ヒカルはここのパートのメロディは最初から用意してる風だったが、歌詞が全部出来ていたとは限らない。普段からシェルターに泊まって雨風を凌いでいる彼女が(ポエムを売ってきた人は女性だったとヒカルは言っている)、ポエムをしたためるときに雨雨どっか行けと書くのは自然なことだ。もしそうだとしたら、うん、ドラマティックこの上ないね。ワクワクするぜ。
…という胸の高鳴る解釈とまるで正反対の擦れっ枯らしな解釈の方も書いておこう。夢を壊されたくない人はここでブラウザを閉じてね☆
そもそも、彼女は本当にお金がなかったのか?と疑うところから。ヒカルの隣に居る老女の風貌からしても、このバーは結構なお金持ちが集まる場所だったのではなかろうか。それにたかりに来ただけの、その日の寝床はちゃんとある女性だったとしたら? 物乞いというのは自治体によっては条例に引っ掛かったりする所もあって昨今は犯罪扱いされがちなのだが(公共的な仕組みを使ってくれということだろう)、何かを売るという体裁にしておけばそこはクリアできる。なので彼女は書いてある中身は何でもいいからクリアファイルにルーズリーフの切れ端を詰め込んで、優しそうなご婦人に声をかけてお金をせしめたというのが真相なのかもしれない。この場合、ポエムが力作である筈がなく、特に読む価値もないものだろう。“物乞いの言い訳”としての役割しかないのだから。もしそうなら、ヒカルがインスタライブでこの話題を取り上げなかったのも肯けるというものだ。単につまらないものだったからだわな。

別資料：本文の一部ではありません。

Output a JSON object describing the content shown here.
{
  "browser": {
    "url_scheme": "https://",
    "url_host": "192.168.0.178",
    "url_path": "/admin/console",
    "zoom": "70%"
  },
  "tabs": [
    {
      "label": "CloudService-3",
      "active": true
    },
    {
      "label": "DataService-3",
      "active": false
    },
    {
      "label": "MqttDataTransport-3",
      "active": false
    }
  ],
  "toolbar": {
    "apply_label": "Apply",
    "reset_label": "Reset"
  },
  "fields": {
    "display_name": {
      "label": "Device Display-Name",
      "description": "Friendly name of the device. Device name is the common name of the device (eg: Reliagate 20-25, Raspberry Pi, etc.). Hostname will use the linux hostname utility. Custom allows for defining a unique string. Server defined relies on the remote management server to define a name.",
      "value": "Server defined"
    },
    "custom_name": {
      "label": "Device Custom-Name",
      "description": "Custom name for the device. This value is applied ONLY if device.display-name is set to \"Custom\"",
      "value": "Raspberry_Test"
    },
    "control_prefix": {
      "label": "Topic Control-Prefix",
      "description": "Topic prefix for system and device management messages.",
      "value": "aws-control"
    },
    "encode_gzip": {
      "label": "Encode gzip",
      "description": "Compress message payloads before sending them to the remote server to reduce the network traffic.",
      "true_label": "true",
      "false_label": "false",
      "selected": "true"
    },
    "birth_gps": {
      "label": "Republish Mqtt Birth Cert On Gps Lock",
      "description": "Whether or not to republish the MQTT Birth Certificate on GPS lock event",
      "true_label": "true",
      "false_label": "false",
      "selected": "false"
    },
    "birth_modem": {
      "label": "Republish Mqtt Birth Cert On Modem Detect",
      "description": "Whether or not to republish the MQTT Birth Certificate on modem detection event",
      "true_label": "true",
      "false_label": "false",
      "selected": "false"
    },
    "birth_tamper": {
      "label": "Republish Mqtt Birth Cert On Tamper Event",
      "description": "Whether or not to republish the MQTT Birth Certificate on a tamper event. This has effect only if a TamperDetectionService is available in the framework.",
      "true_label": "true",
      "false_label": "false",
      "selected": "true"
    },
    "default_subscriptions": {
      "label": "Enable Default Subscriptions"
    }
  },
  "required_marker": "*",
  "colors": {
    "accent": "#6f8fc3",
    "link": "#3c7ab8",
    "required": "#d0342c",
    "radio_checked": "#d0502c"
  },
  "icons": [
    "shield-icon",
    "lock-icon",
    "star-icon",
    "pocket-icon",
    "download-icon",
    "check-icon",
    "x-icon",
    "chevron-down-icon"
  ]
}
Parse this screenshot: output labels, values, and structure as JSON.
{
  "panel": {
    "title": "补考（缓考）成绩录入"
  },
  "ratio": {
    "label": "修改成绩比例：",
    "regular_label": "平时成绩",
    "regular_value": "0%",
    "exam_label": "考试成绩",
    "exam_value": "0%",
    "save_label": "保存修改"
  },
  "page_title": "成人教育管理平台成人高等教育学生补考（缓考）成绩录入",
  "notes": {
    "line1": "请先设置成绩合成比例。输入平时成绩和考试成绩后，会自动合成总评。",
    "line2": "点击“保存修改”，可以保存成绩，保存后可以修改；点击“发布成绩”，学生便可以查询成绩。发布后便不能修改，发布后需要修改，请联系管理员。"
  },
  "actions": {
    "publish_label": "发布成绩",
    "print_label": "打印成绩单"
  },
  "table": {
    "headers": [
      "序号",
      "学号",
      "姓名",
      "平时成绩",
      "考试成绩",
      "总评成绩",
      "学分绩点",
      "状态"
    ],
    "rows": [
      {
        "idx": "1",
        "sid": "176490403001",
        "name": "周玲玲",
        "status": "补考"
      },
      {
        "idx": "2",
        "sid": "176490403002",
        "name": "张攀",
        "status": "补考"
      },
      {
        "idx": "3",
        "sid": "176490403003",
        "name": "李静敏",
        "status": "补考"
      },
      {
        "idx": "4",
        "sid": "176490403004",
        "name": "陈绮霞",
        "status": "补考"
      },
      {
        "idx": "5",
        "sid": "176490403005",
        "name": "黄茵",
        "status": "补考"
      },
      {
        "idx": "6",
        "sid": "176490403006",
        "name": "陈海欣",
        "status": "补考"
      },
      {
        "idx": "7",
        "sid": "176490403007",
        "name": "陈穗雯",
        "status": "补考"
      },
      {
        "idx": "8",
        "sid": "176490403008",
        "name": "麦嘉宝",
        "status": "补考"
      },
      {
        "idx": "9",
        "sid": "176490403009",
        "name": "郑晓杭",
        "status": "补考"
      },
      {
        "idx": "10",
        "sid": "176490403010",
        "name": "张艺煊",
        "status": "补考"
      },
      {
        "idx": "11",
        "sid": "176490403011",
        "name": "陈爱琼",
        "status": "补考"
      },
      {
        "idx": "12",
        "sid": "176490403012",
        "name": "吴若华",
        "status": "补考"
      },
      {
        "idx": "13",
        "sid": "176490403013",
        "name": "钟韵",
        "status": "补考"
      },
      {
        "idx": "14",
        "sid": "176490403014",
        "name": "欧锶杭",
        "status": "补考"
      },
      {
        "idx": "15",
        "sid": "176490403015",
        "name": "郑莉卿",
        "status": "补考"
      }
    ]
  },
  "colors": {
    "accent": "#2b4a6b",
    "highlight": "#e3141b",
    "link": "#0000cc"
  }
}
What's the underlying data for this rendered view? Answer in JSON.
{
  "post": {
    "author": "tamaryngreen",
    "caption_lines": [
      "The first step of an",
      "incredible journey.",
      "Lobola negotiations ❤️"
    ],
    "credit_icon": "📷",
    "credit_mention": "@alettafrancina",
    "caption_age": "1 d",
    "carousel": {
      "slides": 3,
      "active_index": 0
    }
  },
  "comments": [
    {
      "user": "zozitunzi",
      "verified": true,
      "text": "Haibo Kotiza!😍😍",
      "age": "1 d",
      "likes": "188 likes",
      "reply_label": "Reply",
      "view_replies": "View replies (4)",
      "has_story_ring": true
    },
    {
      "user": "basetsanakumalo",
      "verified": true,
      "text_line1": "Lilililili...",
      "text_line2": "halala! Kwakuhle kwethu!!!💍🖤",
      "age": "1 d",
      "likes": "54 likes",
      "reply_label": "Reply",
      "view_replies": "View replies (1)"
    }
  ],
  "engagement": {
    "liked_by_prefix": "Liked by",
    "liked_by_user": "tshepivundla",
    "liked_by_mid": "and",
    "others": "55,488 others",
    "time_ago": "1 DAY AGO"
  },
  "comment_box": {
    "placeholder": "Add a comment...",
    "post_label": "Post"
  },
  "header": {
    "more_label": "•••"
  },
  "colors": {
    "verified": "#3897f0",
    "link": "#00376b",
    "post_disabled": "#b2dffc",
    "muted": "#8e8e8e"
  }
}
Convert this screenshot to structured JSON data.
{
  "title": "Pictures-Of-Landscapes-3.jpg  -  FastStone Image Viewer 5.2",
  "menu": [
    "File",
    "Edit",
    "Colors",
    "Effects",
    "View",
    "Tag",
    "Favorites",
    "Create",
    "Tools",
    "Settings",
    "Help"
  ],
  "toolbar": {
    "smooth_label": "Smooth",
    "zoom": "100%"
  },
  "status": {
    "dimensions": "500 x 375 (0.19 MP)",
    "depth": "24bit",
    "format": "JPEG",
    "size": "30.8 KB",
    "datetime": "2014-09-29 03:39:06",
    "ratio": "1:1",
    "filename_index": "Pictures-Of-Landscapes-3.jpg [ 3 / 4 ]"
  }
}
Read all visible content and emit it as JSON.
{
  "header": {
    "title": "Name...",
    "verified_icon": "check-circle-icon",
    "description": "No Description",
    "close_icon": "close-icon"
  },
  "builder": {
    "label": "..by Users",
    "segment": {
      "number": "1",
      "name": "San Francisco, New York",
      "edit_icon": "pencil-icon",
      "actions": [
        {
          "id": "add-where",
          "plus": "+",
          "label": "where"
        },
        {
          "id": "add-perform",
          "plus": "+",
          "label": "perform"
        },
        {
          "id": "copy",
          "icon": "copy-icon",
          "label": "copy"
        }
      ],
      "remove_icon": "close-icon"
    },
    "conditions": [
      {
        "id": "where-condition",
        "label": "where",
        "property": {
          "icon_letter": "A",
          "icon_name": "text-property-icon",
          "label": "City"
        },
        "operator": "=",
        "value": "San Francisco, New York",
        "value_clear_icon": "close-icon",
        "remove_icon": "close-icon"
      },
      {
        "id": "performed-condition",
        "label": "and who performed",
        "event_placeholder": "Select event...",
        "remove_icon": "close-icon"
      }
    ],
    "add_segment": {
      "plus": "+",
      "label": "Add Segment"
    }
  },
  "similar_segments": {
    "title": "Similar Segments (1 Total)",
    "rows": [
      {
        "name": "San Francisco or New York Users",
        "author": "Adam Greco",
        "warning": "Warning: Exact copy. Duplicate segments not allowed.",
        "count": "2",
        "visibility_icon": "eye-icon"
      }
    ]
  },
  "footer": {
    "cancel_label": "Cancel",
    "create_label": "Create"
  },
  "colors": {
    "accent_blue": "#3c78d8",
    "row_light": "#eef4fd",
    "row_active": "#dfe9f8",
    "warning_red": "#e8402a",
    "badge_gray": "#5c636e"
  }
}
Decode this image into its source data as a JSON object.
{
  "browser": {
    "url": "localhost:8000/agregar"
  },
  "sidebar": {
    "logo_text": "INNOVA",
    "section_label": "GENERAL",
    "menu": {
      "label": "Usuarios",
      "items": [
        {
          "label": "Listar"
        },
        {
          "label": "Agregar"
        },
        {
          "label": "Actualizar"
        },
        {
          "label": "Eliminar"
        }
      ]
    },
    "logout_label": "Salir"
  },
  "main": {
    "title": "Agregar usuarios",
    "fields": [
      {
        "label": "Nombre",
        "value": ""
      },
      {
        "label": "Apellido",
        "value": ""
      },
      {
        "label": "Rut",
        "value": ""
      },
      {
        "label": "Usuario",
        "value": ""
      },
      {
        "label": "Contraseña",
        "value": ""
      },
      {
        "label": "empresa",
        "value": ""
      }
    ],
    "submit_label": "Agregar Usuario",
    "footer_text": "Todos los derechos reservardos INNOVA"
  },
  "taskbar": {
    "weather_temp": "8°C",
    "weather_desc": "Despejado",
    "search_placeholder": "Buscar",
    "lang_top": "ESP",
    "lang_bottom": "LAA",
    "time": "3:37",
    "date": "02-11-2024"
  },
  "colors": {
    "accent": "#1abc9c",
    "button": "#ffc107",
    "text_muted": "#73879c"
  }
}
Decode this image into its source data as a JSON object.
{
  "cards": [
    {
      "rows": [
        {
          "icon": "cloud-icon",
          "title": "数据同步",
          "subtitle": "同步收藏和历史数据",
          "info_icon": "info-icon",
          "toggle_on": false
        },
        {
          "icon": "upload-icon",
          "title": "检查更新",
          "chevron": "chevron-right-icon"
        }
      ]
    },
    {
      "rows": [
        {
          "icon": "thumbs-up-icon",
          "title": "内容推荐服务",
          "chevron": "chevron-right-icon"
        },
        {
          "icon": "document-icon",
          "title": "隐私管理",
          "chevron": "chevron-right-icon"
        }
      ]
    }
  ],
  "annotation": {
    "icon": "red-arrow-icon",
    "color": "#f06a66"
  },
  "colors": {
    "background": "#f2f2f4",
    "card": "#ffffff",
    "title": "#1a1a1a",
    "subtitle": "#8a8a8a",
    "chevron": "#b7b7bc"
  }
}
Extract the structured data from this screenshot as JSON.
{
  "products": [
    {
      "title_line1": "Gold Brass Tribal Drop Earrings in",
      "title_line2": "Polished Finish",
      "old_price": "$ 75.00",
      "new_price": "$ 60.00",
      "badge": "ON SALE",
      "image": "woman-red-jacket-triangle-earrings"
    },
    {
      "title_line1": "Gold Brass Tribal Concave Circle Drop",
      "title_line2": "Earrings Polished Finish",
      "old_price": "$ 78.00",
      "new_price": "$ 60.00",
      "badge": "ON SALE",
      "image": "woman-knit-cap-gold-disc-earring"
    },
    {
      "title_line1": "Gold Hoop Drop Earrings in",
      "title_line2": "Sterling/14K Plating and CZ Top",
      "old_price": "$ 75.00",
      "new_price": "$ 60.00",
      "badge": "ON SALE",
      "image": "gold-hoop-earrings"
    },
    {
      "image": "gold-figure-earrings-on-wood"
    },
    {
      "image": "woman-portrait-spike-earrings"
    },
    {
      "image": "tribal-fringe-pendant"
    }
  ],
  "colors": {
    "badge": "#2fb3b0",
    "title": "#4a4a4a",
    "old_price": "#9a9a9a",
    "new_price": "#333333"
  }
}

…というのが“スレた”解釈。ポエムには何の意味もなく、女性は特に泊まる場所にも困っていなかった、っていうね。
ヒカルの事だから、もしそうだと見て取れたとしてもお金を恵んであげる気がしないでもない。万が一本当にシェルターに泊まるお金がないのなら、って考えるだろうしね。なお公共のシェルターは無料の場合も有料の場合もあるそうな。どっちにせよ見過ごせませんねヒカルさんなら。
…と、2つの極端な解釈を書いてみたけれど、ひとつ引っ掛かるのは
『買った詩を読んだ』
とヒカルが歌っていることだ。これをどう捉えたらいい? もしこれが“物乞いの言い訳”であるなら、「買った詩をしまった」とかになりそうなもんだ。別に読む必要なんてない、からってね。だがこうやってしっかり『読んだ』と歌っているんなら、2つ目のスレた解釈は説得力が無くなるかもしれない。読む価値のあるものだったのだろうから。
かといって、歌詞として採用したというのもどうなのか。極論すればその女性からクレジットを寄越せと言われる未来も想像できたろうからね。そう簡単には使えないだろう。まぁまさかそれがUtada Hikaruというビッグアーティストだとは知らなかったろうしその後も知る由がない気もするけどね。
はてさて、真相はどこらへんにあるか、ヒカル自身もよくわかってないかもしれないし、うちらリスナーとしては深く考えない方がいいのかもしれない。おのおのが、「こんなだったらいいな」と思うケースを自由に想像して楽しんでおくくらいが、いいのかも、しれません。